At a CISCRP Patient Advisory Board meeting in January that focused on an incurable brain disease called Progressive Supranuclear Palsy (PSP), Dave Potter met Alex Klein, Vice President of scientific affairs at CurePSP. Potter, the facilitator of a PSP support group near his home in the Cleveland, Ohio, area, got Klein’s contact information in case he needed it for the future. He did, in a way he couldn’t have imagined at the time.
A few months later, Potter would seek out Klein after receiving a remarkable request from the family of Connie Shippitka. Connie did not have long to live from the effects of PSP, and the family wanted to donate her brain for research into the rare disease. They didn’t know how to go about making the donation, however, and turned to Potter for help.

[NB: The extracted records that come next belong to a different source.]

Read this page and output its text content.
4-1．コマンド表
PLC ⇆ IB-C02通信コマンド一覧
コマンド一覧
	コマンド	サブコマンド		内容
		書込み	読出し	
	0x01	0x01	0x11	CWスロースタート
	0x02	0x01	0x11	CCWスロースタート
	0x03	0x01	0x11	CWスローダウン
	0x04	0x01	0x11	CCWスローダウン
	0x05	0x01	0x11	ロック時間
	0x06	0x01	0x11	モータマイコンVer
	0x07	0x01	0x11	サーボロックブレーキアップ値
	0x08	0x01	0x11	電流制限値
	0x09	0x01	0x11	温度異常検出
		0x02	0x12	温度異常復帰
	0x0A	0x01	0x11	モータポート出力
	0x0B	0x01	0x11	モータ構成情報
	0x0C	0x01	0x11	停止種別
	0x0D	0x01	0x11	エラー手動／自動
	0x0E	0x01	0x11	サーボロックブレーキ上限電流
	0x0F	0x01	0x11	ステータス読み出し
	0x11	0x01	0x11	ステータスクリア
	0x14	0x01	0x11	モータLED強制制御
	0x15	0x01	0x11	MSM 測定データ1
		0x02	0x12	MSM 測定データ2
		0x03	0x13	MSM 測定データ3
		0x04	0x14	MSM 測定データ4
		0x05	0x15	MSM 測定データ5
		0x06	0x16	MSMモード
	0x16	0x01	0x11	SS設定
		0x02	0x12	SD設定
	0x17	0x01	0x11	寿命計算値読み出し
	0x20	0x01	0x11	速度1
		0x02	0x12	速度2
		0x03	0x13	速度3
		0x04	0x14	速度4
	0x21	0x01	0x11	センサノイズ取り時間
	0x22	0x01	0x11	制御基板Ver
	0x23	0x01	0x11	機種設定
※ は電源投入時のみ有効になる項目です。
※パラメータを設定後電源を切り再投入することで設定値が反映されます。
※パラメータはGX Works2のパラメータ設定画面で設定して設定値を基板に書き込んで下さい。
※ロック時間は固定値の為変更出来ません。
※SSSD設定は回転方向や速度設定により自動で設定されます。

“It was an honor and a privilege that they called me,” he said.
Recalling that he had met Klein at the CISCRP meeting, Potter reached out to him to explain the situation. Time was of the essence, as a viable donation can only be made within a day or two after death. But Klein worked with the family to ensure that all the necessary steps were taken, such as having signed medical release and consent forms and securing the services of a pathologist for the donation.
Although advanced planning is preferable, Klein said that many families, overwhelmed by the responsibilities of caring for a loved one, wait until the end stage of the disease before initiating the donation process. He also acknowledged that many people have difficulty facing a decision that serves as a stark reminder of the nature of a disease whose complications can lead to death. But he said patients and families appreciate the chance to help with drug development and provide insight about the disease that cannot be discovered any other way.
“They create their own legacy in science,” said Klein, noting that samples from a single brain can be studied by dozens of researchers.
Connie Shippitka died in May, and her brain was donated to the Eloise H. Troxel Memorial Brain Bank at the Mayo Clinic in Jacksonville, FL. Her daughter, Melanie Shippitka McCoy, said that her mother wanted to donate her brain so that other people could be helped. And knowing her mother’s wish could be fulfilled provided solace for her and her father, John. Indeed, both of them went to the funeral home when the pathologist arrived to harvest the brain, so they could feel part of the process and pay tribute to Connie’s generosity.
“The fact that they can study the brain, if there’s anything to be gleaned to help someone, it means the world to my dad and me,” Melanie said. “She had no voice for so long, but in this way, she had a voice.”
Melanie recalled the strength and sacrifice of her father, who became a full-time caregiver for Connie soon after she was diagnosed with PSP, which affects brains cells that control functions like walking and speech. Through the struggles of managing the disease, her parents found practical advice and emotional connection by attending the support group led by Potter.
Potter had cared for his mother, Beverly Potter, who died in 2014 after being diagnosed with PSP a few years prior. He has seen people like himself who have more experience with the disease help those in its earlier stages. He said he had a special bond with Connie, who reminded him of his mother, and was grateful that he was able see her shortly before she died. And Potter also was grateful to play a role in her quest to prevent others from facing the debilitating effects of a disease that researchers can now study further thanks to her final gift.